Third, and perhaps most critically, AI can draw a tighter line between campaign activity and actual business outcomes, replacing the fuzzy attribution models marketers have long tolerated with more precise, granular measurement that proves what’s working and why.
Together, these capabilities make it structurally possible, for the first time, to build a pull marketing system that can realize the potential of content to deliver value at the exact moment a consumer is looking for it.
“Ok – I’m sold. Now what?”
“Pull” Marketing is A Rainbow of Content Colors
As was the case with the automobile industry, no one believed a new kind of engine could overcome all the technical and operational hurdles inherent in unseating an entrenched paradigm. But it happened.
A topic-centric adtech engine can herald a new era of transparency and performance that has eluded advertisers for too long—because the only color they could buy, until now, was adtech black.

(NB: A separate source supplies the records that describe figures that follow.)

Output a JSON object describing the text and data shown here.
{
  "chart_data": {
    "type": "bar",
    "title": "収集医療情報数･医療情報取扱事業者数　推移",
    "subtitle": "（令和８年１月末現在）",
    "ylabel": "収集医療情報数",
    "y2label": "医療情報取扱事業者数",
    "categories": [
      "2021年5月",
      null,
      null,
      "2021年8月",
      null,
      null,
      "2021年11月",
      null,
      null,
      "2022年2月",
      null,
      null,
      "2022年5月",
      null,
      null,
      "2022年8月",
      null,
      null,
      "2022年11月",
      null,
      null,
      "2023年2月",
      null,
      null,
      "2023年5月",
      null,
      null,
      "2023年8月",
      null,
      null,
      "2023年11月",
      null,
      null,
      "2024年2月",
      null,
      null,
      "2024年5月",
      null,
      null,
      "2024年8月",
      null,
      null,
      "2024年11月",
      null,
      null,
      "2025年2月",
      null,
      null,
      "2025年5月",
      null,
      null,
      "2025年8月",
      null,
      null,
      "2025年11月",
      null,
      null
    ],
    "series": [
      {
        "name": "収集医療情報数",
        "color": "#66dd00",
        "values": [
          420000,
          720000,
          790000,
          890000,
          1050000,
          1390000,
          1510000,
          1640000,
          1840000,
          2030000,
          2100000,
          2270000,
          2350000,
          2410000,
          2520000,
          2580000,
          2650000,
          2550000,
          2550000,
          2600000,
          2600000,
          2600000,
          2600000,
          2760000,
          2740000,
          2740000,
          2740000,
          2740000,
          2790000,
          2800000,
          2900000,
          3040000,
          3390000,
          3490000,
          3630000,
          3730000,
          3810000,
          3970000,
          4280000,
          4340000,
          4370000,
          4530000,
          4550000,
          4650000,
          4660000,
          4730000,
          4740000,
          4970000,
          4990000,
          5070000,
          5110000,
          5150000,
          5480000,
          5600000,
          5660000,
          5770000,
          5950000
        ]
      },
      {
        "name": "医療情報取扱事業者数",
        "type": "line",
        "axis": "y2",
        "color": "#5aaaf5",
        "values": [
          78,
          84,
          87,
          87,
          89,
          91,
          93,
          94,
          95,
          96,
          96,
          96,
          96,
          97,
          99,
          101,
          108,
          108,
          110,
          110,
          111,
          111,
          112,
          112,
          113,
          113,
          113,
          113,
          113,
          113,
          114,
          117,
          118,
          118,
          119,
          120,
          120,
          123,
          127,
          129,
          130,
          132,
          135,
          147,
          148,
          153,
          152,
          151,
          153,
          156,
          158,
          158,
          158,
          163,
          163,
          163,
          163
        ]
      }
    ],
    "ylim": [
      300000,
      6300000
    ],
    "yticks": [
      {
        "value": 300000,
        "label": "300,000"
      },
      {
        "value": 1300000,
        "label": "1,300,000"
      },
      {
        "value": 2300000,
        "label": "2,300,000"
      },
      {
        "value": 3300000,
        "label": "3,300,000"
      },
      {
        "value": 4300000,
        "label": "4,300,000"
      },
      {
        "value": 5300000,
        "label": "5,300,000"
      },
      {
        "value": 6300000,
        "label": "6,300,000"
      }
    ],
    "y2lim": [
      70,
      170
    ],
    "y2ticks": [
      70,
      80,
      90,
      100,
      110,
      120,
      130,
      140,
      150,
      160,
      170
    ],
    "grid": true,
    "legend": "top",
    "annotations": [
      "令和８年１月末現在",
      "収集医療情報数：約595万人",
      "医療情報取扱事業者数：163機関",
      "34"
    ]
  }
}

The key to restoring a healthy Internet is embracing—not fighting—the content-serving DNA of the web through a verifiable model. Through a new “pull” adtech model that can be an option to the current “push” system, audiences have agency again. With empowerment, people can decide control their digital lives with clarity and confidence.
Step 1. Start with a new type of topic data to fuel marketing programs – from email and social to media buying.
Step 2. Allow for a different media buying paradigm that rejects scale in favor of audience precision. Ads can run in topic-based ad networks which will naturally be smaller than typical programmatic media buys.
Step 3. Migrate to an alternative attribution system where campaigns are measured based on topic efficiency – not profile targeting.
Happily, there is no need to ditch entirely the “push” adtech model advertisers participate in now. They can activate a “pull” adtech model strategically to diversify the risk of all eggs being in the one adtech black car.
The future belongs to the next generation of adtech “cars” where people have more choice beyond black. This rainbow of adtech colors can inspire marketers for the next twenty years.